Alliant Energy to retire Lansing coal plant, plans to expand solar power

Burlington facility transitions from coal to natural gas

solar panels
solar panels

Alliant Energy plans to close its coal plant in Lansing by 2022 and transition its Burlington plant from coal to natural gas by 2021 as part of the utility’s effort to transition to more renewable energy, the company announced Thursday.

The Allamakee County plant, located along the Mississippi River near the Iowa-Minnesota border, has about 26 employees.

Terry Kouba, president of Alliant’s Iowa energy company Interstate Power and Light, said the utility will “really work hard to take care of each and every one of those employees.”

“They’ll have opportunities across the entire company,” Kouba said.

Almost half of the employees either are already eligible for retirement or will be soon, Kouba said.

The decision to shut down the Lansing facility, which has been in operation for more than seven decades, comes at a financially advantageous time.

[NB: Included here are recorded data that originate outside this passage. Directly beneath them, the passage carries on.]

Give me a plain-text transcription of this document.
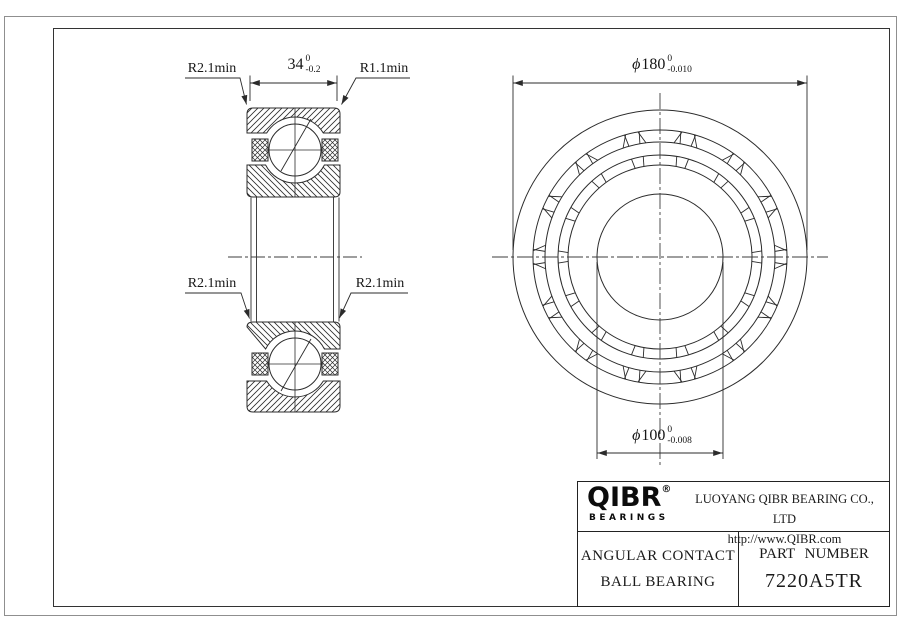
R2.1min	R1.1min
R2.1min	R2.1min
34 0
-0.2	ϕ 180 0
-0.010
ϕ 100 0
-0.008
QIBR®
BEARINGS
LUOYANG QIBR BEARING CO., LTD
http://www.QIBR.com
ANGULAR CONTACT
BALL BEARING
PART NUMBER
7220A5TR
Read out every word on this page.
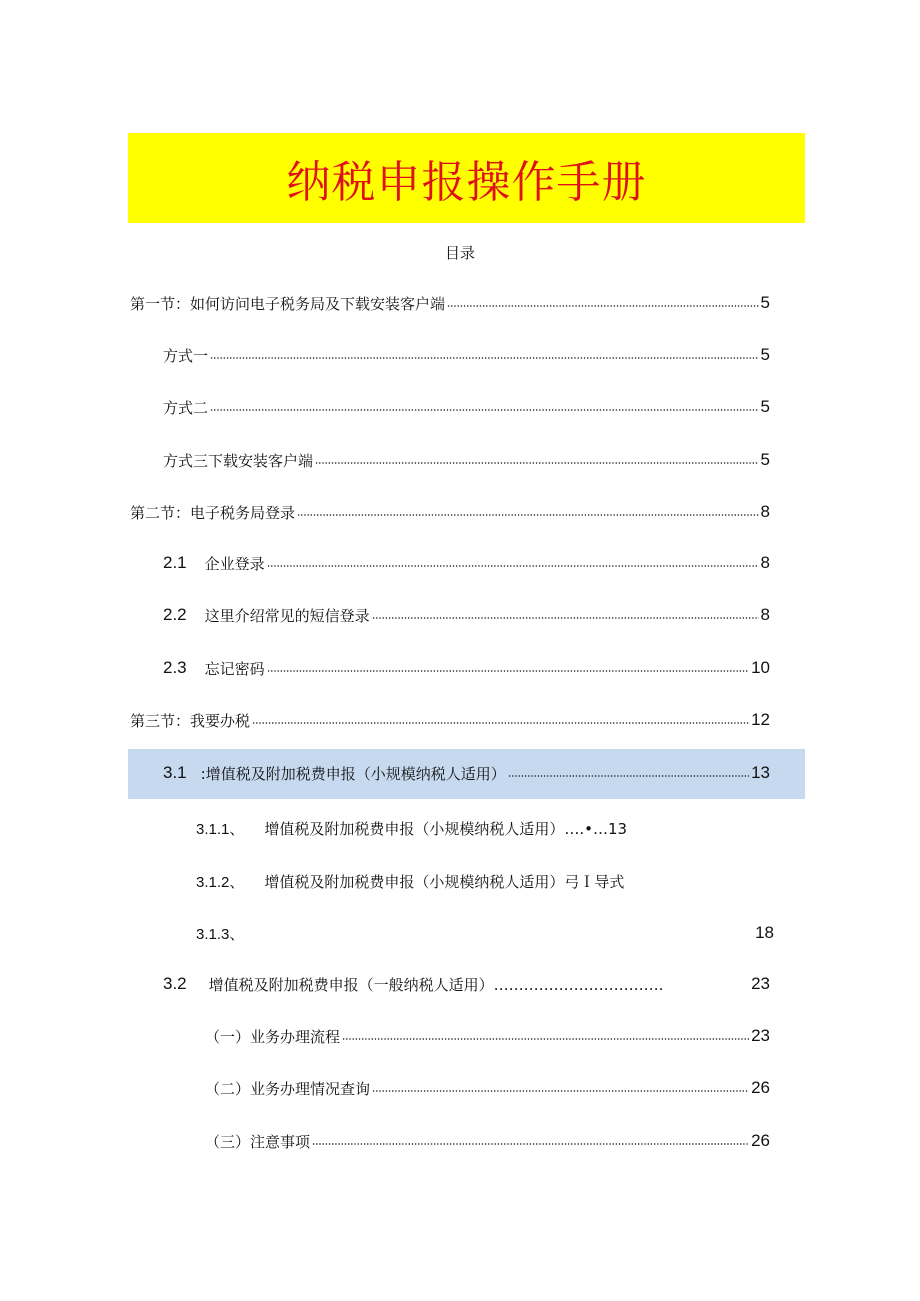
纳税申报操作手册
目录
第一节：如何访问电子税务局及下载安装客户端	5
方式一	5
方式二	5
方式三下载安装客户端	5
第二节：电子税务局登录	8
2.1 企业登录	8
2.2 这里介绍常见的短信登录	8
2.3 忘记密码	10
第三节：我要办税	12
3.1 :增值税及附加税费申报（小规模纳税人适用）	13
3.1.1、 增值税及附加税费申报（小规模纳税人适用）….•…13
3.1.2、 增值税及附加税费申报（小规模纳税人适用）弓Ｉ导式
3.1.3、	18
3.2 增值税及附加税费申报（一般纳税人适用）…………………………….	23
（一）业务办理流程	23
（二）业务办理情况查询	26
（三）注意事项	26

“We’re also avoiding significant investments at Lansing that would be required to comply with existing environmental regulations,” Kouba told The Gazette.

Alliant can turn its Burlington facility to relying on natural gas with “very little expense,” Kouba said, while Alliant officials “continue to evaluate” the facility’s long-term future.

Alliant also will add up to 400 megawatts of solar energy by 2023.

It has existing solar facilities in Dubuque, Cedar Rapids and Marshalltown.

Kouba said the company still is evaluating possible locations in Iowa for the new solar development.

The expansion of solar is coupled with an addition of up to 100 megawatts of battery storage.

“When batteries and solar work together, it’s quite the cost-effective alternative that meets our customers’ energy needs while also creating a connected energy network,” Kouba said.

“We think (battery storage) is going to be a big piece of our future.”


The utility, based in Cedar Rapids and Madison, Wis., has almost 13,000 megawatts of wind energy facilities in the state.

After these changes, Kouba said about half of Alliant’s energy production in the state will be from renewable resources.

The Sierra Club, the national environmental advocacy organization, lauded Alliant’s decision.

“Alliant’s decision to retire the Lansing coal plant and to invest in significant solar resources is another example of our present energy reality — coal can no longer compete with clean energy,” Sierra Club said in a statement.

“While this decision may be driven by economics, the results have a positive impact on pollution reduction and the company’s contribution to climate change.”

The Lansing and Burlington changes move Alliant “much closer” toward its goal of zero coal usage by 2040.

Thursday’s announcement leaves Prairie Creek Generating Station in Cedar Rapids as the only coal unit Alliant fully owns in Iowa. Alliant and MidAmerican Energy co-own a coal plant in Ottumwa.

Prairie Creek likely will switch to natural gas by the end of 2025, Kouba said, while Alliant and MidAmerican determine the Ottumwa plant’s future.

Kouba said Alliant’s customers — varying from large, global companies to residential customers — want more renewable power.

It’s also cheaper.


Alliant expects the actions taken as part of its Clean Energy Blueprint for Iowa program will save customers $300 million over the next 35 years.

“In the long term, it’s in the best interests of the customers,” Kouba said.

“Not only from an environmental perspective, but also from an affordability perspective.”